Why do we use the softmax activation function on the last layer?
Suppose $i$ is the index that has the highest value (in the case when we don't use softmax at all). If we use softmax and take $i$th value, it would be the highest value because $e$ is an increasing function, so that's why I am asking this question. Taking argmax(vec) and argmax(softmax(vec)) would give us the same value.
Short answer: Generally, you don't need to do softmax if you don't need probabilities. And using raw logits leads to more numerically stable code.
Long answer: First of all, the inputs of the softmax layer are called logits.
During evaluation, if you are only interested in the highest-probability class, then you can do argmax(vec) on the logits. If you want probability distribution over classes, then you'll need to exponentiate and normalize to 1 - that's what softmax does.

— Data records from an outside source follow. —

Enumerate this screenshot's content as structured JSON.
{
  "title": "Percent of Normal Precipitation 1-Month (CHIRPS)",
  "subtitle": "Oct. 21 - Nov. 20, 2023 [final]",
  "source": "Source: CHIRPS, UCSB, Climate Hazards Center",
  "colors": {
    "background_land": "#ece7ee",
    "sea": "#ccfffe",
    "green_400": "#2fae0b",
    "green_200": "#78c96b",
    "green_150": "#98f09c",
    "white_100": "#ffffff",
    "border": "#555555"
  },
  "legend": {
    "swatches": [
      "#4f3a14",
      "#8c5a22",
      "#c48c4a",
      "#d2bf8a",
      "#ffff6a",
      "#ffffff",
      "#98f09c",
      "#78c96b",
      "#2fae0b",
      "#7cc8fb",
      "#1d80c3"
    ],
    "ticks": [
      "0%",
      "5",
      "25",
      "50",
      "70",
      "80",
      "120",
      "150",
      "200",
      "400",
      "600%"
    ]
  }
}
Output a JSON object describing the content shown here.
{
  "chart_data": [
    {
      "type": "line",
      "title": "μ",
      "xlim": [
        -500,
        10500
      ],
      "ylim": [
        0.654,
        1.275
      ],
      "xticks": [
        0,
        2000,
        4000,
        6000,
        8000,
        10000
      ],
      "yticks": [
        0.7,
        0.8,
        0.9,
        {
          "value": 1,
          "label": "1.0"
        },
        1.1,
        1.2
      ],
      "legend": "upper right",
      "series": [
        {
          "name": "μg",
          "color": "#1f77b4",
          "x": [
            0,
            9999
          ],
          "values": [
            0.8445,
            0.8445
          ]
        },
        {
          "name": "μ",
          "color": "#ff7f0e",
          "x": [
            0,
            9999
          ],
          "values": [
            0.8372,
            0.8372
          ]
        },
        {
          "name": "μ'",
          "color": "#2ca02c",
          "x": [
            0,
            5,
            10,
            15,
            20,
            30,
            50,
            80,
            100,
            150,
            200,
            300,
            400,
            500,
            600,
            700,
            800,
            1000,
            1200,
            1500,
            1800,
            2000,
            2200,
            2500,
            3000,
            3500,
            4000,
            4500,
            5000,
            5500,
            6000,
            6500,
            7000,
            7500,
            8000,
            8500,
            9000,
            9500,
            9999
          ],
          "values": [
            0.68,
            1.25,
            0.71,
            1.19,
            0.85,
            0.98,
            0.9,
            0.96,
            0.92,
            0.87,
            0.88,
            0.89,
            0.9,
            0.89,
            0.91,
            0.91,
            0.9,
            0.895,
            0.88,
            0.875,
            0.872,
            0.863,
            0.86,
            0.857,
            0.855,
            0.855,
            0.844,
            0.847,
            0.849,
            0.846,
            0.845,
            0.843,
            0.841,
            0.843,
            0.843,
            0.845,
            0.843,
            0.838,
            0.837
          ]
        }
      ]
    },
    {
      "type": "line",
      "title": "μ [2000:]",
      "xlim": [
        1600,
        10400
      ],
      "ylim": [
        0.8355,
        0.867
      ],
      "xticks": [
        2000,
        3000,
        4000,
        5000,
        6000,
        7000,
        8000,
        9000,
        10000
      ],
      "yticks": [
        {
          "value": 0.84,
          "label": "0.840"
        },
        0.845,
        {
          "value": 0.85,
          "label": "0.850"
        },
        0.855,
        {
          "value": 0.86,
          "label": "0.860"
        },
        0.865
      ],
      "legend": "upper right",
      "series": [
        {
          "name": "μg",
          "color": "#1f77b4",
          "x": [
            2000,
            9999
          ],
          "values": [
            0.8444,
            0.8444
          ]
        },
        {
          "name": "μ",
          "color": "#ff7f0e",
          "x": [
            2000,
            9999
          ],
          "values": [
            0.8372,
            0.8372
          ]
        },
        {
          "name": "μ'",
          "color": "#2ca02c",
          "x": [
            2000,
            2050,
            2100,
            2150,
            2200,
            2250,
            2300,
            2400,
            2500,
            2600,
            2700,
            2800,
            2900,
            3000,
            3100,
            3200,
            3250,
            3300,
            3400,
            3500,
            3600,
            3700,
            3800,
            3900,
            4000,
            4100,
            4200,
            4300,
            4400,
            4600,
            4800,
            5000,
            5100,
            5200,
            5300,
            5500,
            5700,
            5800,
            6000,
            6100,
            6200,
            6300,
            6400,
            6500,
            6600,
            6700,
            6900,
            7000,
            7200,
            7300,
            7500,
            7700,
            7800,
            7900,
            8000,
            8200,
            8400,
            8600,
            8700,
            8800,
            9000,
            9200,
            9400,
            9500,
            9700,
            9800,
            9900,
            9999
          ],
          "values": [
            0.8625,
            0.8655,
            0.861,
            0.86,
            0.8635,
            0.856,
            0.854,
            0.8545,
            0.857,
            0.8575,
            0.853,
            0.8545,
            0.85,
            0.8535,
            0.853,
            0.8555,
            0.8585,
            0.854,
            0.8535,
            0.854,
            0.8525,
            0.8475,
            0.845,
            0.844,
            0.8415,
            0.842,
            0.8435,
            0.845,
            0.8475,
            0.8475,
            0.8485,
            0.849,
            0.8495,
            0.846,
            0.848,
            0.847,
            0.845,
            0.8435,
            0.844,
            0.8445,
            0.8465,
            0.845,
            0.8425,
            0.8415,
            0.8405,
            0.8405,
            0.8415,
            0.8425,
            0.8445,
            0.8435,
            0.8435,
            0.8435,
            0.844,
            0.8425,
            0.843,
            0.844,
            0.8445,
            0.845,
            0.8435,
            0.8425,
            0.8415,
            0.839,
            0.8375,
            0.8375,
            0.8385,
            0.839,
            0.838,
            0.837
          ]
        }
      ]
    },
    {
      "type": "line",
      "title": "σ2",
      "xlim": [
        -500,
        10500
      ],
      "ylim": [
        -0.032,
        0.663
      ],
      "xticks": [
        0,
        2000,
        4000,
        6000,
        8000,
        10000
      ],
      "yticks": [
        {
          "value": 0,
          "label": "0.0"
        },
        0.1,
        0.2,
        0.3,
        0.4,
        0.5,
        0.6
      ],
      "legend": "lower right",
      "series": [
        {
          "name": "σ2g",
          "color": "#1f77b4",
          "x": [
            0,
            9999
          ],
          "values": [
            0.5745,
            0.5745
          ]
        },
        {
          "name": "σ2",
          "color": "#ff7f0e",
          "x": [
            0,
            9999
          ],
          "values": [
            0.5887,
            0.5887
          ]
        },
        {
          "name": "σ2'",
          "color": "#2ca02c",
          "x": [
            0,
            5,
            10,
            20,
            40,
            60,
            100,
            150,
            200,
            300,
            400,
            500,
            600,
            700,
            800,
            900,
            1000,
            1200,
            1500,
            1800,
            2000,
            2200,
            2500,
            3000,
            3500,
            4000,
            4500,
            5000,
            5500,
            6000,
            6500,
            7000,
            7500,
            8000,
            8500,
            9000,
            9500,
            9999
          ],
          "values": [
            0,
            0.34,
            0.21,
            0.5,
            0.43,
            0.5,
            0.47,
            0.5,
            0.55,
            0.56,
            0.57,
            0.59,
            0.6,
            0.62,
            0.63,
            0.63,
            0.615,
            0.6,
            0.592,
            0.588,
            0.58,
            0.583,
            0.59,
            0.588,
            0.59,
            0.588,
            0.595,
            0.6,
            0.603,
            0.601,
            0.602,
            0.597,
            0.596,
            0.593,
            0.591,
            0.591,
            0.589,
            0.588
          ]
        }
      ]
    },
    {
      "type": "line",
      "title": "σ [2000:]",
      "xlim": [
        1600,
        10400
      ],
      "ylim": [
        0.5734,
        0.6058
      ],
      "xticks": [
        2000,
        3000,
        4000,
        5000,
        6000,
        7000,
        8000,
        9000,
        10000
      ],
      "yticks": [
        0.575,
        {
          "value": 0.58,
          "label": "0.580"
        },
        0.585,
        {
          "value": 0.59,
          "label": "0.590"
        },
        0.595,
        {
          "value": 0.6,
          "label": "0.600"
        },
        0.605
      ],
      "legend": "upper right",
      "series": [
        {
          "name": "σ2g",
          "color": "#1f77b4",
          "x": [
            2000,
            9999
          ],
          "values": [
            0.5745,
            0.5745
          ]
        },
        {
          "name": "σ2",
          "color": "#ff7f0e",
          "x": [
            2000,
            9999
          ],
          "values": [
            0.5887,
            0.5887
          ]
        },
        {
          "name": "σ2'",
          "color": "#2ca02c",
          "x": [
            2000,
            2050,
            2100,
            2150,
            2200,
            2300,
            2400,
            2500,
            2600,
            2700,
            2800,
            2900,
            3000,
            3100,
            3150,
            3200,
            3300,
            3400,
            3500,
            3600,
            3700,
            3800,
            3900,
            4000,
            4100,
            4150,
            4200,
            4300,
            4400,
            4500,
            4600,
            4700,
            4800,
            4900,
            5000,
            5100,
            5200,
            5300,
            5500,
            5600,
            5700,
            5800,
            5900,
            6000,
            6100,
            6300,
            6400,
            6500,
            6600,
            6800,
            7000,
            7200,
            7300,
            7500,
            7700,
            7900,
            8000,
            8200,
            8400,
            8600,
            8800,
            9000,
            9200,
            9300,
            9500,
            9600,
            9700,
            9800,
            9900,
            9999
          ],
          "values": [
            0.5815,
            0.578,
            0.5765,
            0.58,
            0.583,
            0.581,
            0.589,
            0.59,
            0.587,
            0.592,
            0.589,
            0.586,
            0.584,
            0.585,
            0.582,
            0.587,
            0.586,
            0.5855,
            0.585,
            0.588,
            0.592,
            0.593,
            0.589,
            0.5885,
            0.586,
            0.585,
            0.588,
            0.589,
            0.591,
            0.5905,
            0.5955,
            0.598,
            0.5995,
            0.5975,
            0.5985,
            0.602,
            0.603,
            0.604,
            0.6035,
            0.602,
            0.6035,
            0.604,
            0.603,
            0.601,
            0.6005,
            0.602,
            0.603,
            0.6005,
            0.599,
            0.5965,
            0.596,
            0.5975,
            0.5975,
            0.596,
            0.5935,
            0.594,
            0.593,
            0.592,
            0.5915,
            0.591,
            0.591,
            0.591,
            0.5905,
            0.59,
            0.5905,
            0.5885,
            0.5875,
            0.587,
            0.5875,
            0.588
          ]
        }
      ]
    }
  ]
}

During training, you'd need to have a loss function to optimize. Your training data contains true classes, so you have your target probability distribution $p_i$, which is 1 at your true class and 0 at all other classes. You train the network to produce a probability distribution $q_i$ as an output. It should be as close to the target distribution $p_i$ as possible. The "distance" measure between two probability distribution is called cross-entropy:
$$ H = - \sum p_i \log q_i $$
As you can see, you only need logs of the output probabilities - so the logits will suffice to compute the loss. For example, the keras standard CategoricalCrossentropy loss can be configured to compute it from_logits and it mentions that:
Using from_logits=True is more numerically stable.